Inside an Elegant Manhattan Home Perched High Above the Clouds

Along Billionaires’ Row in New York, a dramatically slender skyscraper imagined by SHoP Architects stands out on West 57th Street. The interior architecture of this supertall, dubbed Steinway Tower, courtesy of Studio Sofield, is just as striking, and Sebastian Zuchowicki, a Sofield alum, has fond memories of working on the ornate lobby rooted in the city’s gilded age. So he was delighted to return to the building and spearhead the Art Deco–fueled design of one of its units.

“Being able to come back to something familiar was so nice,” muses Zuchowicki, who founded his eponymous firm in 2020. This time around, his mission was conceiving an exceptionally personal pied-à-terre for a financier he never met in person, their biweekly meetings conducted solely over Zoom. The client, increasingly enraptured by the design process, was eager to hear suggestions and “excited to learn about the history of each piece,” points out Zuchowicki. Immediately, he became a fan of such disparate talents as New York ceramic artist Jeremy Anderson and the French modernists Jacques Adnet and Jean-Michel Frank.

For Zuchowicki, the building’s landmarked Steinway Hall, designed by Warren and Wetmore in the mid-1920s for the Steinway & Sons piano company, sparked inspiration. “We wanted to look backwards and take some of the beauty of that era and incorporate it into contemporary living.” he explains. “I wanted everything to feel special.”

The result is an abode that simultaneously exudes sculptural minimalism and patinaed elegance, bedecked with textural Venetian plaster walls and details like a plush wall-to-wall headboard in the guest room and a custom mural in the powder room that make “a brand-new white box apartment feel layered and like it’s been there for a while,” adds Zuchowicki.

From the vestibule, a dim portal kitted out with a built-in shoe closet, guests are instantly engulfed by the sight of Central Park in all its verdant glory, precisely filling the living room’s expansive windows like a picture. After poring over a book of works by French Art Deco designer and architect Paul Dupré-Lafon, Zuchowicki was struck by the idea of incorporating laboriously crafted lacquered palm wood panels, a nod to the 1930s, to frame the heady panorama.

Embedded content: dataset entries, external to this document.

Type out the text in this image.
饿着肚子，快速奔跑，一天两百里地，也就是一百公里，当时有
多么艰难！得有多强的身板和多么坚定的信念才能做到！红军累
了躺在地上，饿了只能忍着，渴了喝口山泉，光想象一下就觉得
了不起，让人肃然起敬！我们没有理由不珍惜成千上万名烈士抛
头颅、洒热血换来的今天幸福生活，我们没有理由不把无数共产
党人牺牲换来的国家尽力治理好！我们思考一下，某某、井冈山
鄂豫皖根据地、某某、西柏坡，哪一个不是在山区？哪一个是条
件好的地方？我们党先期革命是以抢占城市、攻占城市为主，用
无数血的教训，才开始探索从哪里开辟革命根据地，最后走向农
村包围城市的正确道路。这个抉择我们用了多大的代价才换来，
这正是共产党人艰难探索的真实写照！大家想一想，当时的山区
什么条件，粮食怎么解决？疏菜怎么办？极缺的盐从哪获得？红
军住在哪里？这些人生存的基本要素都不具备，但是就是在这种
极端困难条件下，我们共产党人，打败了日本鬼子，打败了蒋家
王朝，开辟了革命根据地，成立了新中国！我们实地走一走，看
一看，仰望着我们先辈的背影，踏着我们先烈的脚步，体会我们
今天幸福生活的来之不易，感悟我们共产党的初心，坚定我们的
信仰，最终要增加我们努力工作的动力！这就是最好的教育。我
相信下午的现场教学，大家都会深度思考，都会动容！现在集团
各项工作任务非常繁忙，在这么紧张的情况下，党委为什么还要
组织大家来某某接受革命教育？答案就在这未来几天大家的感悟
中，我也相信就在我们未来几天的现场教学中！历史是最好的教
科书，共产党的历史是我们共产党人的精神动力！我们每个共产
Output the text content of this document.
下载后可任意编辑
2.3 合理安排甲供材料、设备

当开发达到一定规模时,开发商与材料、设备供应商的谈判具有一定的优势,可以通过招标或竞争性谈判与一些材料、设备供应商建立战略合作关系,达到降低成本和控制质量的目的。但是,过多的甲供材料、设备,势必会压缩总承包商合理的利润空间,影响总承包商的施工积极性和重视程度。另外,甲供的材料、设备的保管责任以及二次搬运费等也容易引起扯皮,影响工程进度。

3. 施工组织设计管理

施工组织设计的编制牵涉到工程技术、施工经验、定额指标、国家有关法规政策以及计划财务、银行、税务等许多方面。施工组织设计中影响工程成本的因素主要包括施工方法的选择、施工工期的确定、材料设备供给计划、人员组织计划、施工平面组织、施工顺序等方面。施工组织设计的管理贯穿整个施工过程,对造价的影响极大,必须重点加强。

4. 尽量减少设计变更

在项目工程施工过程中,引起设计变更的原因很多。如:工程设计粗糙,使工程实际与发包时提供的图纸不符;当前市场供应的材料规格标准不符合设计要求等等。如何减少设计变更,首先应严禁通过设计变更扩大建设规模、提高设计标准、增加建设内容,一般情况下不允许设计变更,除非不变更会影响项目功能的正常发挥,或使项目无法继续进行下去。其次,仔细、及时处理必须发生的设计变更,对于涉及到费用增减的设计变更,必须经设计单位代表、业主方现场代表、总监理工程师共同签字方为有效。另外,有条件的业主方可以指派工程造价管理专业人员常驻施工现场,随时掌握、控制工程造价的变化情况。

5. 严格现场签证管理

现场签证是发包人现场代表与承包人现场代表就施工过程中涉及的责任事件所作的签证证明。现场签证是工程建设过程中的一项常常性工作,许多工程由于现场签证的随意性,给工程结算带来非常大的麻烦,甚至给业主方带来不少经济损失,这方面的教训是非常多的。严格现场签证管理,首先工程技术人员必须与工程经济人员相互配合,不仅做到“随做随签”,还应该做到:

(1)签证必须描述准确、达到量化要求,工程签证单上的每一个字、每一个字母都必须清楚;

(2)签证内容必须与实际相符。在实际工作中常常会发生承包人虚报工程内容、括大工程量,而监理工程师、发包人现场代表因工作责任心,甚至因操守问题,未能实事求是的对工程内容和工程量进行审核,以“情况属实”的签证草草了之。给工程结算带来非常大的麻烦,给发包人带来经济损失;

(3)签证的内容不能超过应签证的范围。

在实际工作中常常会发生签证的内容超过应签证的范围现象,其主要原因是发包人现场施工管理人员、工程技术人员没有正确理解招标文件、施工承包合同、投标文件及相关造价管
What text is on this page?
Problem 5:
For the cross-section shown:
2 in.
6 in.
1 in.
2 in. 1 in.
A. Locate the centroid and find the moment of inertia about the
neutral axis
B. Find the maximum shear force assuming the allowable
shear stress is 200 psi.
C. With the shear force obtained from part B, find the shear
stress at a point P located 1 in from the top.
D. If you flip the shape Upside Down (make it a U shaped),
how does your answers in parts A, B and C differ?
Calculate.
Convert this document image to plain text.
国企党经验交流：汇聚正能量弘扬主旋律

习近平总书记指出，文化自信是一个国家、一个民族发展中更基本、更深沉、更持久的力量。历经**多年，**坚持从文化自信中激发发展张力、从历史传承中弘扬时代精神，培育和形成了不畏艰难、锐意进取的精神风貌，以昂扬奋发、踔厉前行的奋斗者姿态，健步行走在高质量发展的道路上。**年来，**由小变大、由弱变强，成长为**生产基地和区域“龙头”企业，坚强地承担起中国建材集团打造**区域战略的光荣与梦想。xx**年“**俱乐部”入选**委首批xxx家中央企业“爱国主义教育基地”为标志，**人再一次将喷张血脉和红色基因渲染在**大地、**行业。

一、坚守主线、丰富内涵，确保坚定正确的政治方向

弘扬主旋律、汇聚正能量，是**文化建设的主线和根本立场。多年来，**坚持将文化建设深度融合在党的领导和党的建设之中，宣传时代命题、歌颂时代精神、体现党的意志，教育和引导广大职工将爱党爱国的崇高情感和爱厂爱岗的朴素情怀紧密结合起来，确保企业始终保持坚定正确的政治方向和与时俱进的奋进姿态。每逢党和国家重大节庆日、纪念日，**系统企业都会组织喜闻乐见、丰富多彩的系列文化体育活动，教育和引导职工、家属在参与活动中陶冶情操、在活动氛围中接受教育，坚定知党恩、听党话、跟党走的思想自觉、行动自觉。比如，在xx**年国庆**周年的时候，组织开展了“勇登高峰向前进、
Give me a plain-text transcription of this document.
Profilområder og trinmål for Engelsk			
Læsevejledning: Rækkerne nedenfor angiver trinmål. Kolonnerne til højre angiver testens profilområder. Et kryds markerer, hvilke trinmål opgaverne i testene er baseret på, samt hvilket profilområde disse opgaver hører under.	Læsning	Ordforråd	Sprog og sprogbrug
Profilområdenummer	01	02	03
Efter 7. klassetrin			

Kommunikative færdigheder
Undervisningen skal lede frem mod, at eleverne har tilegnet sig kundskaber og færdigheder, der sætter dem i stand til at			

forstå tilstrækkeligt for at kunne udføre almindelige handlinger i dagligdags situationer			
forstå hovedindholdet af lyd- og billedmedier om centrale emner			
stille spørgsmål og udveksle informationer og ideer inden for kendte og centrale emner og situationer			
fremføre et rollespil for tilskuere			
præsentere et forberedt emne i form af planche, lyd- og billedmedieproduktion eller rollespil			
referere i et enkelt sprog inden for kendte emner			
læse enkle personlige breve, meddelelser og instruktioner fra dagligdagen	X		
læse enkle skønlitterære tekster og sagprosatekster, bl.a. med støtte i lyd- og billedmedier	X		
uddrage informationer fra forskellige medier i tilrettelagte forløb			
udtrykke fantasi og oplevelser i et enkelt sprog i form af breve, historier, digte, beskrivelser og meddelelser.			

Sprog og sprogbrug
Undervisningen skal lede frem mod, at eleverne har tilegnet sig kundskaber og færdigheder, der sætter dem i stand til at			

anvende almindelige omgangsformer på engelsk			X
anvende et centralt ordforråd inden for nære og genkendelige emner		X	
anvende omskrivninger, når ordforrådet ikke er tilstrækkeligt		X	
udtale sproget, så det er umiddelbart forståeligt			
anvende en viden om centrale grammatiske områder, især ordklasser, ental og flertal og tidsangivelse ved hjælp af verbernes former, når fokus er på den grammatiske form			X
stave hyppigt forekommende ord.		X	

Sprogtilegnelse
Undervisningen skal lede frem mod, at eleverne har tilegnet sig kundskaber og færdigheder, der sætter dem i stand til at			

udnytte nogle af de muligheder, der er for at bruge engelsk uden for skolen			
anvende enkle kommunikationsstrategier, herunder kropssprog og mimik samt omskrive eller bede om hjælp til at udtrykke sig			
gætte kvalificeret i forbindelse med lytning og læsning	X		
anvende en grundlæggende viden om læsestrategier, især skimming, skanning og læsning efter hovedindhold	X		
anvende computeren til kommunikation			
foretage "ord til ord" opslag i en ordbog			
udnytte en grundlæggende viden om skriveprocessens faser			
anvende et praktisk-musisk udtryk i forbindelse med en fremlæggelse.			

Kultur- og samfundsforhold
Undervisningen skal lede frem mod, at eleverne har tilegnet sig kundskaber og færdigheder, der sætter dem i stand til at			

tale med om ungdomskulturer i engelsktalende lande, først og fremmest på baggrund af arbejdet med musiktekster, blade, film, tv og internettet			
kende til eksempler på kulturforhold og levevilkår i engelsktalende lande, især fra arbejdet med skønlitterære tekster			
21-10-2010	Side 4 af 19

It’s certainly a gorgeous sight to behold, and Zuchowicki wanted to maximize those flawless proportions in the layout but didn’t want it to resemble a contrived showroom setup. His solution was breaking up the equilibrium with an organic assemblage of furniture. “All these beautiful views of Central Park feel too perfect, so the bigger volumes, the sofas and chairs, can anchor the symmetry and everything else can work around it,” he elaborates.

While Zuchowicki opted for plenty of vintage pieces, there are contemporary ones too, like a Max Lamb chair and tables from New York maker J.M. Szymanski that pay homage to bull and bear stock-market jargon. Many elements were custom-designed by Zuchowicki and his team, including the graphic rug made by Beauvais Carpets and the cerused-leg wood tables topped with cast glass produced by John Lewis Glass in Oakland, California, that are reminiscent of “little glaciers,” as Zuchowicki puts it. “Everything was feeling warm, so we wanted something slick.”